Янка оплакивает. Плач не только в содержании, но в самом звучании гласных её песен, иногда переходящем в вой, иногда в крик новорождённого (а-а-а — ы-ы-у — у-a). Почти все аллитерации приходятся на чередование «р» с «л» и шипящими согласными. «Р» — согласная смерти, «всё время прослушивается её музыка в жизни». Янка словно выполняет поэтическую просьбу В. Шахрина («Чай-Ф»): «Поплачь о нём, пока он живой». Чёрный квадрат. «Нелепая гармония пустого шара».
Надежды нет. Хочется травы, росы, утра, солнца. У Башлачёва природа враждебна человеку. У Янки её просто чет. Разве что: «Ветер вдали верхушки скал опалил, а здесь ласкает газон». Осталось только воспоминание — такое же, как детские стишки и дразнилки. Мы все — как персонажи Брэдбери из «451° по Фаренгейту»: нечего потрогать, понюхать, посмотреть — остаётся читать и помнить. Большие головы на тоненьких ножках. «Ножки тоненькие, а жить-то хочется...»

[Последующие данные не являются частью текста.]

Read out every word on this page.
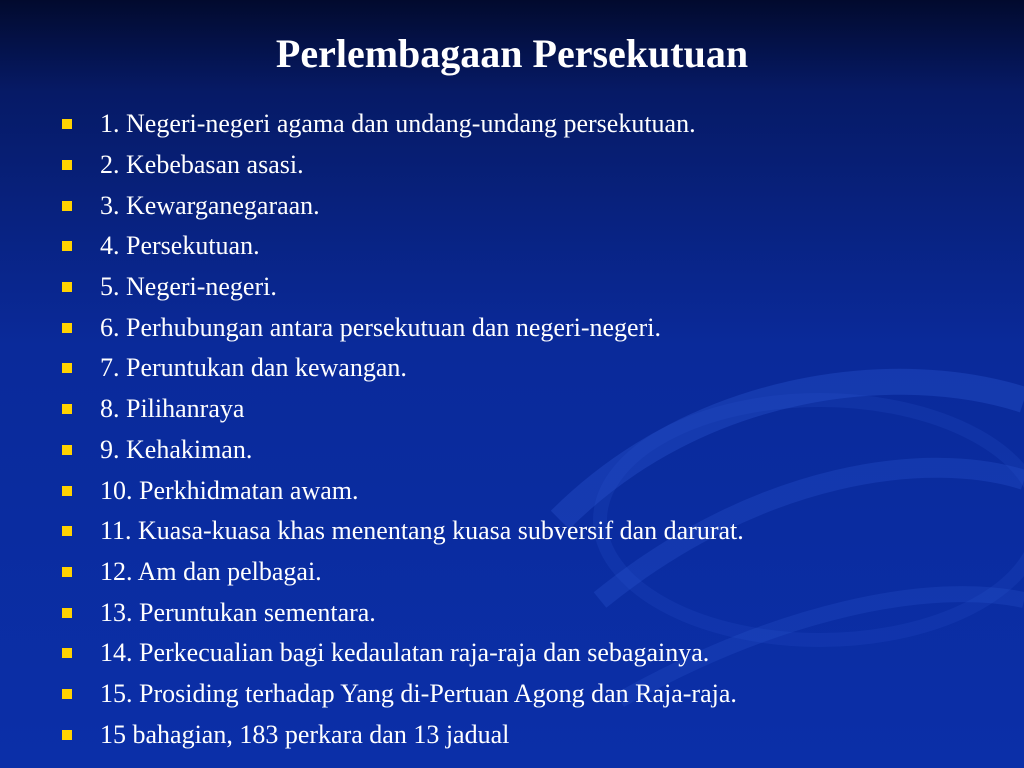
Perlembagaan Persekutuan
1. Negeri-negeri agama dan undang-undang persekutuan.
2. Kebebasan asasi.
3. Kewarganegaraan.
4. Persekutuan.
5. Negeri-negeri.
6. Perhubungan antara persekutuan dan negeri-negeri.
7. Peruntukan dan kewangan.
8. Pilihanraya
9. Kehakiman.
10. Perkhidmatan awam.
11. Kuasa-kuasa khas menentang kuasa subversif dan darurat.
12. Am dan pelbagai.
13. Peruntukan sementara.
14. Perkecualian bagi kedaulatan raja-raja dan sebagainya.
15. Prosiding terhadap Yang di-Pertuan Agong dan Raja-raja.
15 bahagian, 183 perkara dan 13 jadual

Этой присказки у Янки нет. «Дом горит — козел не видит» — так приговаривают дети, приставляя друг другу рожки — есть. И мы козлы, приплясывающие вокруг костра, а полыхает наш собственный дом: «Гори, гори ясно, чтобы не погасло». И мы заслуживаем жалости. Все. В равной мере. Потому что остаётся лишь «тень бездомная» и стон, вой, не знаю что — похоже, как будто собака с парализованными задними ногами пытается дотянуть своё тело хоть до какого-нибудь порога: «Домо-о-о-о-о-й».

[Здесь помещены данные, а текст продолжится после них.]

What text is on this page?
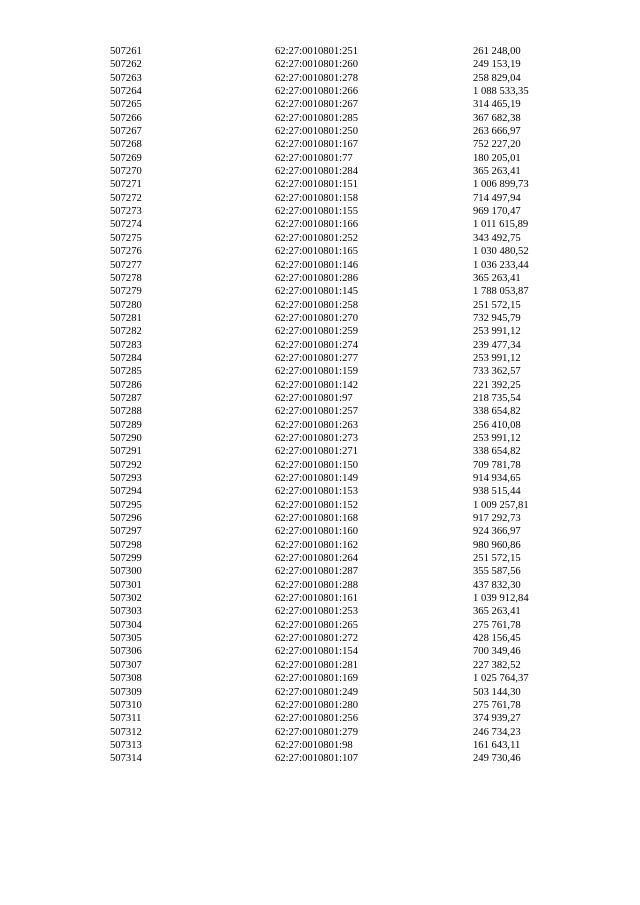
507261	62:27:0010801:251	261 248,00
507262	62:27:0010801:260	249 153,19
507263	62:27:0010801:278	258 829,04
507264	62:27:0010801:266	1 088 533,35
507265	62:27:0010801:267	314 465,19
507266	62:27:0010801:285	367 682,38
507267	62:27:0010801:250	263 666,97
507268	62:27:0010801:167	752 227,20
507269	62:27:0010801:77	180 205,01
507270	62:27:0010801:284	365 263,41
507271	62:27:0010801:151	1 006 899,73
507272	62:27:0010801:158	714 497,94
507273	62:27:0010801:155	969 170,47
507274	62:27:0010801:166	1 011 615,89
507275	62:27:0010801:252	343 492,75
507276	62:27:0010801:165	1 030 480,52
507277	62:27:0010801:146	1 036 233,44
507278	62:27:0010801:286	365 263,41
507279	62:27:0010801:145	1 788 053,87
507280	62:27:0010801:258	251 572,15
507281	62:27:0010801:270	732 945,79
507282	62:27:0010801:259	253 991,12
507283	62:27:0010801:274	239 477,34
507284	62:27:0010801:277	253 991,12
507285	62:27:0010801:159	733 362,57
507286	62:27:0010801:142	221 392,25
507287	62:27:0010801:97	218 735,54
507288	62:27:0010801:257	338 654,82
507289	62:27:0010801:263	256 410,08
507290	62:27:0010801:273	253 991,12
507291	62:27:0010801:271	338 654,82
507292	62:27:0010801:150	709 781,78
507293	62:27:0010801:149	914 934,65
507294	62:27:0010801:153	938 515,44
507295	62:27:0010801:152	1 009 257,81
507296	62:27:0010801:168	917 292,73
507297	62:27:0010801:160	924 366,97
507298	62:27:0010801:162	980 960,86
507299	62:27:0010801:264	251 572,15
507300	62:27:0010801:287	355 587,56
507301	62:27:0010801:288	437 832,30
507302	62:27:0010801:161	1 039 912,84
507303	62:27:0010801:253	365 263,41
507304	62:27:0010801:265	275 761,78
507305	62:27:0010801:272	428 156,45
507306	62:27:0010801:154	700 349,46
507307	62:27:0010801:281	227 382,52
507308	62:27:0010801:169	1 025 764,37
507309	62:27:0010801:249	503 144,30
507310	62:27:0010801:280	275 761,78
507311	62:27:0010801:256	374 939,27
507312	62:27:0010801:279	246 734,23
507313	62:27:0010801:98	161 643,11
507314	62:27:0010801:107	249 730,46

Клочья детских воспоминаний-образов и смерть. Ровно так же, как и в спектакле «Алиса в Зазеркалье», из-за которого разгорелся спор в Свердловске, — ночные кошмары советского ребёнка, детский «Астенический синдром».

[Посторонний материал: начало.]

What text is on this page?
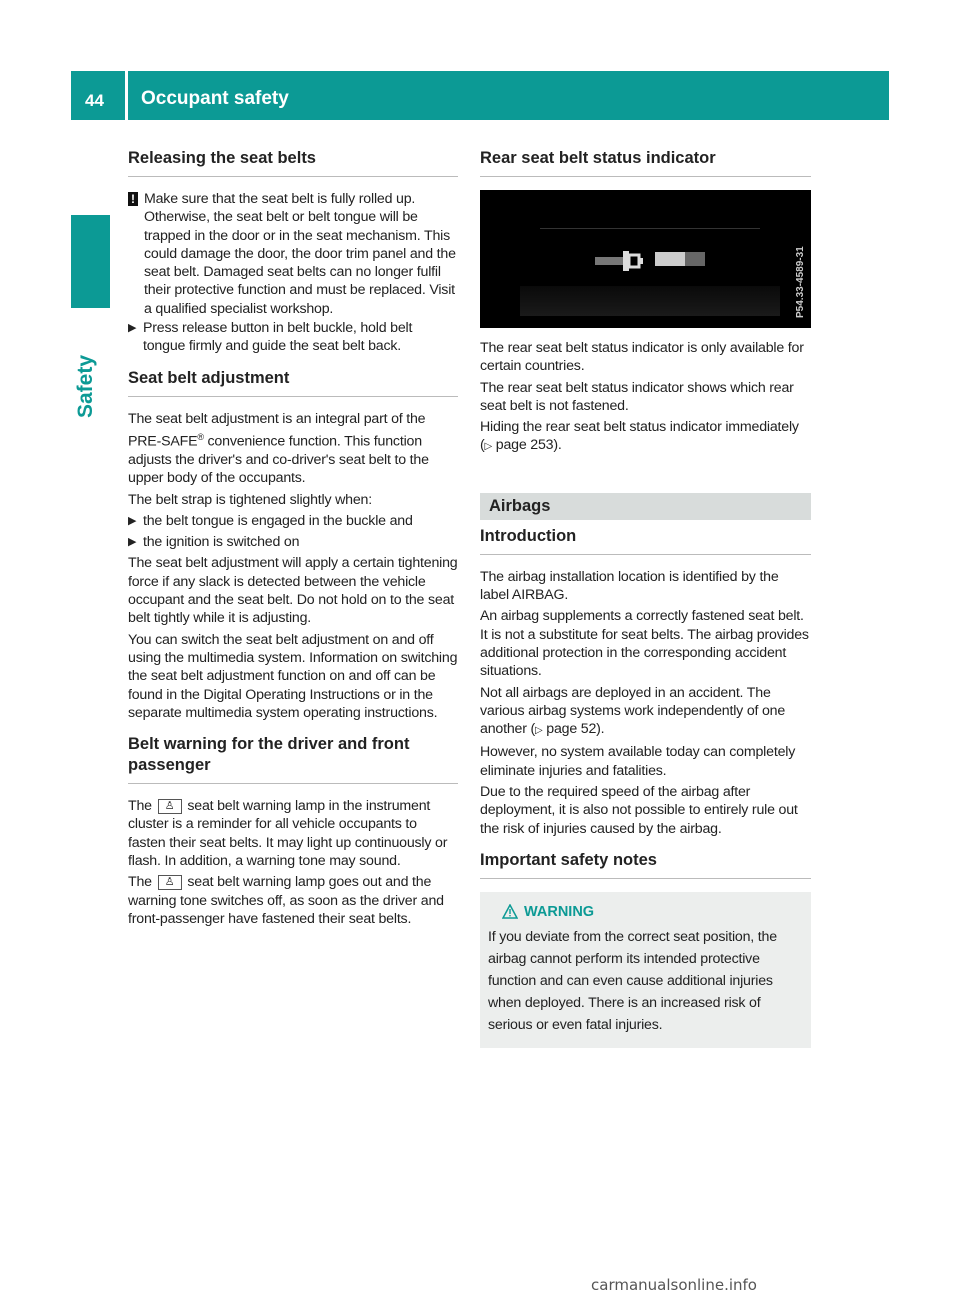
44 Occupant safety
Safety
Releasing the seat belts
! Make sure that the seat belt is fully rolled up. Otherwise, the seat belt or belt tongue will be trapped in the door or in the seat mechanism. This could damage the door, the door trim panel and the seat belt. Damaged seat belts can no longer fulfil their protective function and must be replaced. Visit a qualified specialist workshop.

▶ Press release button in belt buckle, hold belt tongue firmly and guide the seat belt back.

Seat belt adjustment

The seat belt adjustment is an integral part of the PRE-SAFE® convenience function. This function adjusts the driver's and co-driver's seat belt to the upper body of the occupants.

The belt strap is tightened slightly when:

▶ the belt tongue is engaged in the buckle and
▶ the ignition is switched on

The seat belt adjustment will apply a certain tightening force if any slack is detected between the vehicle occupant and the seat belt. Do not hold on to the seat belt tightly while it is adjusting.

You can switch the seat belt adjustment on and off using the multimedia system. Information on switching the seat belt adjustment function on and off can be found in the Digital Operating Instructions or in the separate multimedia system operating instructions.

Belt warning for the driver and front passenger

The ♙ seat belt warning lamp in the instrument cluster is a reminder for all vehicle occupants to fasten their seat belts. It may light up continuously or flash. In addition, a warning tone may sound.

The ♙ seat belt warning lamp goes out and the warning tone switches off, as soon as the driver and front-passenger have fastened their seat belts.

Rear seat belt status indicator
P54.33-4589-31

The rear seat belt status indicator is only available for certain countries.

The rear seat belt status indicator shows which rear seat belt is not fastened.

Hiding the rear seat belt status indicator immediately (▷ page 253).

Airbags
Introduction

The airbag installation location is identified by the label AIRBAG.

An airbag supplements a correctly fastened seat belt. It is not a substitute for seat belts. The airbag provides additional protection in the corresponding accident situations.

Not all airbags are deployed in an accident. The various airbag systems work independently of one another (▷ page 52).

However, no system available today can completely eliminate injuries and fatalities.

Due to the required speed of the airbag after deployment, it is also not possible to entirely rule out the risk of injuries caused by the airbag.

Important safety notes
WARNING

If you deviate from the correct seat position, the airbag cannot perform its intended protective function and can even cause additional injuries when deployed. There is an increased risk of serious or even fatal injuries.

carmanualsonline.info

Единственное хорошее, что летит «чёрный спутник — он «утешит, спасёт, он гам покой принесёт». И кроме этого сомнительного утешения — бесстрашное достоинство, с которым в песнях Янки встречают смерть. В нём есть что-то человеческое и непритворное, звучащее, как слова из старой вещи «Вежливого отказа»: «Жить, сутулясь, зимой, а весной — а весной умирать. Но с прямою спиной».
Марина ТИМАШЕВА
Комментарии
В сборнике материалов опубликована лишь небольшая часть статьи с комментарием «За исключением данного фрагмента, весь остальной текст статьи воспроизведён М. Тимашевой в статье, компилирующей все её работы о Янке — «Нам остались только сбитые коленки...» («Рокада», 1992).